Resíduos da agricultura, pecuária e saneamento podem gerar energia limpa no ES
Publicado em 14/08/2026 às 08:12
Foto: Divulgação/FINDES
Resíduos gerados pela pecuária, agricultura e saneamento podem se transformar em energia limpa, novos negócios e oportunidades de emprego e renda no Espírito Santo. É o que apontam os resultados preliminares de um estudo desenvolvido pelo OBSERVATÓRIO FINDES, que estima um potencial de produção de cerca de 317 milhões de Nm³ de biogás por ano no Estado.
Os dados fazem parte do projeto “Economia Verde no Espírito Santo: Impactos Socioeconômicos e Estratégias para um Ecossistema de Negócios Baseado em Biomassa”, desenvolvido pela Federação das Indústrias do Espírito Santo (FINDES), por meio do OBSERVATÓRIO FINDES, em parceria com o Bandes e a Open Society Foundations. Os primeiros resultados foram apresentados nesta quarta-feira (12), na sede da FINDES, em Vitória.
O estudo avalia como a biomassa disponível nos 78 municípios capixabas pode ser aproveitada para a produção de biogás e biometano, combustível renovável que pode substituir fontes fósseis em diferentes atividades. A análise também busca identificar oportunidades de investimentos e novos negócios relacionados à economia de baixo carbono.
Dos 317 milhões de Nm³ estimados anualmente, 42% têm origem na pecuária, 33% na agricultura e 25% no saneamento.

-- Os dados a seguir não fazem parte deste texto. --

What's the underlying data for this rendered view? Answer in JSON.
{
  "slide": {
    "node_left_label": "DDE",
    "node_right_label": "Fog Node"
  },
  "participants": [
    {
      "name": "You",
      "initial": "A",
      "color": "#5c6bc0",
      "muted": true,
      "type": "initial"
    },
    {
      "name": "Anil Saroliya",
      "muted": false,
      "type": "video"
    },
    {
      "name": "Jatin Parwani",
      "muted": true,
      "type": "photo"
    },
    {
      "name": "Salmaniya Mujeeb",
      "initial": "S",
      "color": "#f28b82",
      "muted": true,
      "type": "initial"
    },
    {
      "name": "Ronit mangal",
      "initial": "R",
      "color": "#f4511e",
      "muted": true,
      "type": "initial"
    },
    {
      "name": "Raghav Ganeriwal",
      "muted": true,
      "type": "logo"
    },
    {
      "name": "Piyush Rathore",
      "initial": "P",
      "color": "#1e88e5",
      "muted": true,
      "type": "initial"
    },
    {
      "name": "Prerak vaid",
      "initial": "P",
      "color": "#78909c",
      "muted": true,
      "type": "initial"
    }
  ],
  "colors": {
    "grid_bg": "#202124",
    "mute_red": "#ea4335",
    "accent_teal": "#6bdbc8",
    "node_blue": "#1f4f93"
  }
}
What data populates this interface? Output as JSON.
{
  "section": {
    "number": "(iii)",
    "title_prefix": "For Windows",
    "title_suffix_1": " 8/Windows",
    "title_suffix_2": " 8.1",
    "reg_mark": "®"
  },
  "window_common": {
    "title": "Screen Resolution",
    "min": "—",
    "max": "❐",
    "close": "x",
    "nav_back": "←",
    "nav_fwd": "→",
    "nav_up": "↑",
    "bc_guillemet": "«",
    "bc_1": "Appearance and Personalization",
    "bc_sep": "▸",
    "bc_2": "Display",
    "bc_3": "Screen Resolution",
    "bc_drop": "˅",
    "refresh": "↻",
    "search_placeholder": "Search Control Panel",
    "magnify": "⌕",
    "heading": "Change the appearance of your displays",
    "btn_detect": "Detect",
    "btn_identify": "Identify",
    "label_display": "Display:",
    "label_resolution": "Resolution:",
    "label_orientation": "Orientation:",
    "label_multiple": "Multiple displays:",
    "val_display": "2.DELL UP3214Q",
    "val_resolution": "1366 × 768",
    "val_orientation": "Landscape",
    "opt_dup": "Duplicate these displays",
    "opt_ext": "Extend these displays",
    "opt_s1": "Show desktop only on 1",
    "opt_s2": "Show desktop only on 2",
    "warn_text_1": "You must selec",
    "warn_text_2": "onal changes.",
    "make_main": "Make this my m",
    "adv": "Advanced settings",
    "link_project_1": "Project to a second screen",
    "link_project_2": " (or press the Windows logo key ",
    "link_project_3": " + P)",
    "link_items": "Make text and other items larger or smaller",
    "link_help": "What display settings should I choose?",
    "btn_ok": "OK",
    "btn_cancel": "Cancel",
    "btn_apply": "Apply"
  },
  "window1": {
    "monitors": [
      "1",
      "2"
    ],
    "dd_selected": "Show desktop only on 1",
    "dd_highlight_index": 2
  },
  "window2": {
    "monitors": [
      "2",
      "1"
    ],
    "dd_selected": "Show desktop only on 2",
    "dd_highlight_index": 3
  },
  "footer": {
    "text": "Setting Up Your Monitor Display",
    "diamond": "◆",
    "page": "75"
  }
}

Com isso, 75% do potencial de produção de biogás no Espírito Santo está relacionado às atividades agropecuárias.
Além de calcular o volume potencial de produção, o levantamento considera a localização e as características da biomassa, os possíveis consumidores, a infraestrutura, a logística e as condições regulatórias necessárias para transformar os recursos disponíveis em projetos e negócios.
Para realizar a análise territorial, o Estado foi dividido em oito Regiões Geográficas Imediatas, conforme recorte adotado pelo IBGE. Os resultados preliminares mostram que cada região possui características próprias de produção, disponibilidade de biomassa, infraestrutura e mercado.
Segundo a economista-chefe da FINDES e gerente-executiva do OBSERVATÓRIO FINDES, Marília Silva, o objetivo é identificar onde o potencial está concentrado e quais condições precisam ser desenvolvidas para viabilizar novos projetos.
“Não é apenas dimensionar quanto de biogás poderia ser produzido no Espírito Santo, mas entender onde esse potencial está concentrado, quais biomassas estão disponíveis e quais condições precisam ser desenvolvidas para transformá-lo em projetos e negócios”, explica.
Um dos desafios apontados pelo estudo é a distância entre as áreas produtoras de biomassa e os principais consumidores de energia. Grande parte dos resíduos agropecuários está localizada no interior do Estado, enquanto uma parcela significativa da demanda está concentrada nos polos industriais, especialmente na Grande Vitória.
A conexão entre produção e consumo exige investimentos em logística e infraestrutura, mas também pode abrir espaço para novos projetos e soluções voltadas ao aproveitamento da biomassa.
Próximas etapas
Na próxima fase, o estudo vai aprofundar a análise dos chamados Polos Agroindustriais de Biomassa, identificando áreas com melhores condições para a implantação de projetos de biogás e biometano. A proposta também é compreender as características, necessidades e dinâmica econômica de cada território.
O projeto possui ainda uma segunda frente, voltada aos chamados empregos verdes. A iniciativa vai analisar como a transição para uma economia de baixo carbono pode impactar o mercado de trabalho capixaba, identificando setores, ocupações e regiões relacionadas às atividades verdes.
Também serão avaliados os efeitos de investimentos em descarbonização sobre produção, emprego e renda ao longo das cadeias produtivas.
Para o presidente da FINDES, Paulo Baraona, o levantamento pode contribuir para aproximar o potencial dos territórios das demandas do setor produtivo.
“Estamos transformando dados em inteligência para identificar oportunidades que conciliem desenvolvimento econômico e sustentabilidade. O Espírito Santo já avança na agenda de descarbonização, e esse trabalho nos ajuda a conectar o potencial dos territórios às demandas da indústria, gerando oportunidades de desenvolvimento, emprego e renda”, afirmou.
Os resultados do projeto poderão servir de apoio a empresas, produtores, investidores e ao poder público na identificação de oportunidades, estruturação de projetos, formulação de políticas e criação de mecanismos de financiamento voltados à economia de baixo carbono no Espírito Santo.